I see no issue with trained only skills – there are lots of other areas where some characters can succeed and others can’t. The d20 system (like most/all game systems) abstracts a lot, and that takes out many statistical outliers. PC’s don’t slip, hit their heads and die, and they don’t get that random smattering of odd factoids.
The discussion about knowledge checks brings up one of my pet peeves about 3E: that it's really hard to gain information. That kobold in front of you? He could be a 30th-level wizard. He could be a regular kobold. Without Arcane Sight, you don't have a way of knowing.
I'd like to incorporate a skill check to tell the players that sort of information. I know that Oriental Adventures has something about that for Sense Motive, but considering how important that information is, I don't want to place it in any one skill. And how do you know how powerful a wizard is, before they cast a spell?
Knowledge: Local should give them reputations of the inhabitants with histories -- including a power range. "That's not a kobold; that's Relnick the Capricious. It's said he killed a griffon mid-flight with but a single word. With him is Kulc the orc. Three years ago, he took down an entire company of Knights of the Golden Rose by himself."

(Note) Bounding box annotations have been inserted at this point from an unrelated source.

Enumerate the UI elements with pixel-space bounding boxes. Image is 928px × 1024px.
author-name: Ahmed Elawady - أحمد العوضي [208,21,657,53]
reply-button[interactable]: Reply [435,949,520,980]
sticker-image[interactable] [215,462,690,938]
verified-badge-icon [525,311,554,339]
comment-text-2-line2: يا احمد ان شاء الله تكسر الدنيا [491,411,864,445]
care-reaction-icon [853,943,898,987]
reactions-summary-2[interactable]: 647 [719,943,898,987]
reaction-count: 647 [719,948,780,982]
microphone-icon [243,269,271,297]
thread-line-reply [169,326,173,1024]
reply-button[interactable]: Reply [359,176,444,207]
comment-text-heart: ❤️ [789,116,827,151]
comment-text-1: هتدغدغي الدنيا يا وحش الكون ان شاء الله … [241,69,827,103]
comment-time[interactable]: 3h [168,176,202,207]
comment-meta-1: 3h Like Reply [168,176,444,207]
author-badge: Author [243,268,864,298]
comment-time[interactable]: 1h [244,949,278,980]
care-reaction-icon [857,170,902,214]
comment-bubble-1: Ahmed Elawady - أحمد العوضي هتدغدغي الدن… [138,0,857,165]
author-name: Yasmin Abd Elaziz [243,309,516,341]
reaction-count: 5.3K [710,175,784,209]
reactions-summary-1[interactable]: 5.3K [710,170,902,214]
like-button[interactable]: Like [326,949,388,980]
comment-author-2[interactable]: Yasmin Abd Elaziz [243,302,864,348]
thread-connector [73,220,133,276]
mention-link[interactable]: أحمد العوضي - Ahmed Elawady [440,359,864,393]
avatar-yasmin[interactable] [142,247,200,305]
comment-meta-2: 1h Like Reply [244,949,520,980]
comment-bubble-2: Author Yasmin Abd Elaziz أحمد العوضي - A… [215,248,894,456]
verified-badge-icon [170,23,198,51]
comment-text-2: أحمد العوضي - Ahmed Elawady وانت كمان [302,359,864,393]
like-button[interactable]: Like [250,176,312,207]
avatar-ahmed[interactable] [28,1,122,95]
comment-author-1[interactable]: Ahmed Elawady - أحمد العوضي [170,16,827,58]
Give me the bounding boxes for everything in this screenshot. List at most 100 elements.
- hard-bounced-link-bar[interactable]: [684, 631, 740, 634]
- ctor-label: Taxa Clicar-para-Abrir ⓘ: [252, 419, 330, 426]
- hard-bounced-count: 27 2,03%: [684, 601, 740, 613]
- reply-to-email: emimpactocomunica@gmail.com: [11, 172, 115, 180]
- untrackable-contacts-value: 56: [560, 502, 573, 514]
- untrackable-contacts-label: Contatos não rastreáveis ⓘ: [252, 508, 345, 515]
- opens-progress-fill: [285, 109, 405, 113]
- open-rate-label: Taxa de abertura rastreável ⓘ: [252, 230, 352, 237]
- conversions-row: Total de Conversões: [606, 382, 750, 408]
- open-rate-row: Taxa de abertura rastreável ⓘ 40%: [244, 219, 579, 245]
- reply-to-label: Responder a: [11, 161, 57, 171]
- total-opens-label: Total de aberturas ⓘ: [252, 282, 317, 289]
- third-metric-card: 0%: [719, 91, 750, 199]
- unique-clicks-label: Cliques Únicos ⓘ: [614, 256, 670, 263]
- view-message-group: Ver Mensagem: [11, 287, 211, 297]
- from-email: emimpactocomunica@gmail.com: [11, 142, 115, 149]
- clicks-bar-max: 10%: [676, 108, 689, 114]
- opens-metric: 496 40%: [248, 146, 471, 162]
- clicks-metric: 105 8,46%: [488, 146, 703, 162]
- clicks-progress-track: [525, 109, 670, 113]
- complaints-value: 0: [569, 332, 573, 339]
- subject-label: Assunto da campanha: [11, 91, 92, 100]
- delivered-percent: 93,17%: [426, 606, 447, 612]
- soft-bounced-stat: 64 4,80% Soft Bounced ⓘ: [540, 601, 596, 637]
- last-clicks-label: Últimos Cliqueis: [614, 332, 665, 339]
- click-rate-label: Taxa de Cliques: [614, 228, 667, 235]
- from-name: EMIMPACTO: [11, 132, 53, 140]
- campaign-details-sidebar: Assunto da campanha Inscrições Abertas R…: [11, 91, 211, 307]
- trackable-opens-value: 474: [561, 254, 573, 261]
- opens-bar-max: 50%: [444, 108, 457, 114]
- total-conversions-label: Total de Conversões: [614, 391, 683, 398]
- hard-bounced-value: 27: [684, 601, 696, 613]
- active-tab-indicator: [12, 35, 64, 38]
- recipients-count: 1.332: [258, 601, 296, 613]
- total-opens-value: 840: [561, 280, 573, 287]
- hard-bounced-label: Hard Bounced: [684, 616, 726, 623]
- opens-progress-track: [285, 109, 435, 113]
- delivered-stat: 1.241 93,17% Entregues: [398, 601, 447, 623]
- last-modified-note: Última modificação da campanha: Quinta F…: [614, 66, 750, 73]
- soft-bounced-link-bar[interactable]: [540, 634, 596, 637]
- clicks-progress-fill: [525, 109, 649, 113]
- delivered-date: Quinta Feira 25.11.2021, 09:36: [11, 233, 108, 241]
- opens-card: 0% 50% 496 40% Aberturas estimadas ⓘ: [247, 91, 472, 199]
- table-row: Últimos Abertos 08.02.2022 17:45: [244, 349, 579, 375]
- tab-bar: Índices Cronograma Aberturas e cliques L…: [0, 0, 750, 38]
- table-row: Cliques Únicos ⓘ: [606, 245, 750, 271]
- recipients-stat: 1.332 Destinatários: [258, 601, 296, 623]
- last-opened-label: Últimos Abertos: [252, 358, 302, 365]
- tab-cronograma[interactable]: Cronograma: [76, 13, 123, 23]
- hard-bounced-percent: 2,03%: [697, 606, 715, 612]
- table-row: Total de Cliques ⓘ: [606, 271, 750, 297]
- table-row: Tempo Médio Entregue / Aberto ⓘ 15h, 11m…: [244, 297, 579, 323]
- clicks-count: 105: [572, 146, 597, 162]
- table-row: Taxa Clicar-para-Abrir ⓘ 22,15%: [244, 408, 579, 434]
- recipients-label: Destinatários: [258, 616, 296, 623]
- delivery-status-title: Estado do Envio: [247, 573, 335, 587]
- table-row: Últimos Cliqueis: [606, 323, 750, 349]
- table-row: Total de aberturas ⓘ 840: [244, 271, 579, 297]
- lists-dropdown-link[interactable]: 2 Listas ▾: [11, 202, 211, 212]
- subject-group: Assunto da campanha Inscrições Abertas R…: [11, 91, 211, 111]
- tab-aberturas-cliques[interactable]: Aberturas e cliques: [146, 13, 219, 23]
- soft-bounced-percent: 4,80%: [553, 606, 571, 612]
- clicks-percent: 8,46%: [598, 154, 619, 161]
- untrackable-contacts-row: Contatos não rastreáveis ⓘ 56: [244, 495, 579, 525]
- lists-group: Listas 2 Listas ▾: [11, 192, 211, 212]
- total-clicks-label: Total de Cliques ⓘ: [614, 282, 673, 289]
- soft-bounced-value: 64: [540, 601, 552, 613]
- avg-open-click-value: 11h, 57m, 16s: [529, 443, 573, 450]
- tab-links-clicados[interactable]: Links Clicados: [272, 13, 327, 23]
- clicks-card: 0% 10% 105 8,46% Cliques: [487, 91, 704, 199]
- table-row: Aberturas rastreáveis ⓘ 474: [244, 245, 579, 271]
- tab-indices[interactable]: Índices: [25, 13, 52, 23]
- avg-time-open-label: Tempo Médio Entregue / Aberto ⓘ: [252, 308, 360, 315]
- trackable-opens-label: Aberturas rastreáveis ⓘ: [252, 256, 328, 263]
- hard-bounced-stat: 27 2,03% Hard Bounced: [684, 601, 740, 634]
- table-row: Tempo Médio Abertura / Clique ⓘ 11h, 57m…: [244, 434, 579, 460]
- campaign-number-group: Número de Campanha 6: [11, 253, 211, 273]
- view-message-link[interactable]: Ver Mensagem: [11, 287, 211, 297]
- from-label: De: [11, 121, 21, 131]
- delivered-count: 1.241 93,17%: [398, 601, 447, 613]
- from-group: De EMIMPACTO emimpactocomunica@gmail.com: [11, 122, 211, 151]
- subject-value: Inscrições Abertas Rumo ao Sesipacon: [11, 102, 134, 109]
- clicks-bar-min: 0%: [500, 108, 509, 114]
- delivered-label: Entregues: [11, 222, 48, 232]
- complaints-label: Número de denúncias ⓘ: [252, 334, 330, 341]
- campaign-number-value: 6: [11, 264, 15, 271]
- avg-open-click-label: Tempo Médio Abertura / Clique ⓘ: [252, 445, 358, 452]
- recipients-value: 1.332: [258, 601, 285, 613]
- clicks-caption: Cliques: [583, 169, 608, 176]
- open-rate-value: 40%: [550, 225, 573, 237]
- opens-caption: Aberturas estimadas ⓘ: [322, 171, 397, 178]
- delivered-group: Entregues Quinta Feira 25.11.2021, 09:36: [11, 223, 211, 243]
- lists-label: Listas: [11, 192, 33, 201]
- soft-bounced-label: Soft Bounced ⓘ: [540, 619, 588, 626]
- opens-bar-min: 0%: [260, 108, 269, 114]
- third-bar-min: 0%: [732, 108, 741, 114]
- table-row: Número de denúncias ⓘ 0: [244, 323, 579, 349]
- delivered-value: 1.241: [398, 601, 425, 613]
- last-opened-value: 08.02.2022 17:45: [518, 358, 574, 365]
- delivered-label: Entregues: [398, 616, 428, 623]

I like the idea of removing Humanoids from Local Knowledge and moving them to, say, Nature, then making the Local Knowledge skill provide intel on creatures that are prominent locally, and the specific local residents of note. The problem with “local knowledge” is that players travel around a lot, but it seems fair to interpret this skill as including the ability to pick up a lot from local gossip, tavern talk, etc., so it doesn’t take long to acclimatize to a new locale. Geography also seems plausible for residents of note. History could be appropriate for long-lived entities, and Nobles for persons of both rank and special note.